I’ve been debating the two proposed solutions:

  • Preemptively patching the debug_addr section when we load the oso file inside SymbolFileDWARFDebugMap.
  • On-the-fly patching the addresses returned by DWARFUnit::ReadAddressFromDebugAddrSection using some callback installed inside DWARFUnit.

However, both of those create an inconsistent story for users of DWARFExpression::GetLocation_DW_OP_addr. This function returns an address, without telling callers whether that address came from an OP_addr or an OP_addrx. If we preemptively fix OP_addrx results without doing the same for OP_addr results, then callers can’t know whether the address they got was an executable address or an object file address. In other words, they can’t know whether they need to call LinkOSOFileAddress on those results or not.
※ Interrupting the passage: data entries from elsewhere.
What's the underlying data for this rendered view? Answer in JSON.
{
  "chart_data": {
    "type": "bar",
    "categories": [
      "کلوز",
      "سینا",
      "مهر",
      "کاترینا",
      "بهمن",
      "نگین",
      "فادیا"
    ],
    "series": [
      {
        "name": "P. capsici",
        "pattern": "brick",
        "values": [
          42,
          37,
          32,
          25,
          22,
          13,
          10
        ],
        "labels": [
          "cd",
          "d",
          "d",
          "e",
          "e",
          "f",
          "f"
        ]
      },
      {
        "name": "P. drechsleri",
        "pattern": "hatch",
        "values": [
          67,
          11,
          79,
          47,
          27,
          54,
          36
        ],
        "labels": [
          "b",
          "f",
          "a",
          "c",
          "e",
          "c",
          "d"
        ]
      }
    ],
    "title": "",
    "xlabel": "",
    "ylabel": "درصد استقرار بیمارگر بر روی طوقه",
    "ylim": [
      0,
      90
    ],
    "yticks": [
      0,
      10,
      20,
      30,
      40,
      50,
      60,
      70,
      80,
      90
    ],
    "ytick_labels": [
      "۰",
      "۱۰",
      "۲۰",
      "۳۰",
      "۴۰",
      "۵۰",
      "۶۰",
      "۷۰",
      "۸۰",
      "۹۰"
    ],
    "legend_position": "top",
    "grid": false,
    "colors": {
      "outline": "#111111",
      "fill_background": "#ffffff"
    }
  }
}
There is an even bigger problem here. Inside SymbolFileDWARF::ParseVariableDIE, there is a third use case for the GetLocation_DW_OP_addr / UpdateLocation_DW_OP_addr pair of functions. In particular, for external variables, we have this check:

if (is_external && location_DW_OP_addr ==0)

The idea being that “address 0 is used for external variables, so we need to do some magic”.
Here, we query the executable’s symbol table to figure out the real address of the variable based on its name, and then we call UpdateLocation_DW_OP_addr. If such a location came from an OP_addrx, we would be doing the wrong thing (the Update function is a no-op in this case, and we definitely don’t want to call LinkOSOFileAddress for these). This is not a hypothetical, it is what we will see if we compile lldb/test/API/lang/c/global_variables/a.c with DWARF 5.

With all that in mind, I am taken back to that very first idea I had in this thread, where the update function rewrites OP_addrx into OP_addr (⚙ D153891 [lldb] Consider OP_addrx in DWARFExpression::Update_DW_OP_addr). This seems to give a consistent story to the GetLocation / UpdateLocation functions.

Can you think of any other alternatives?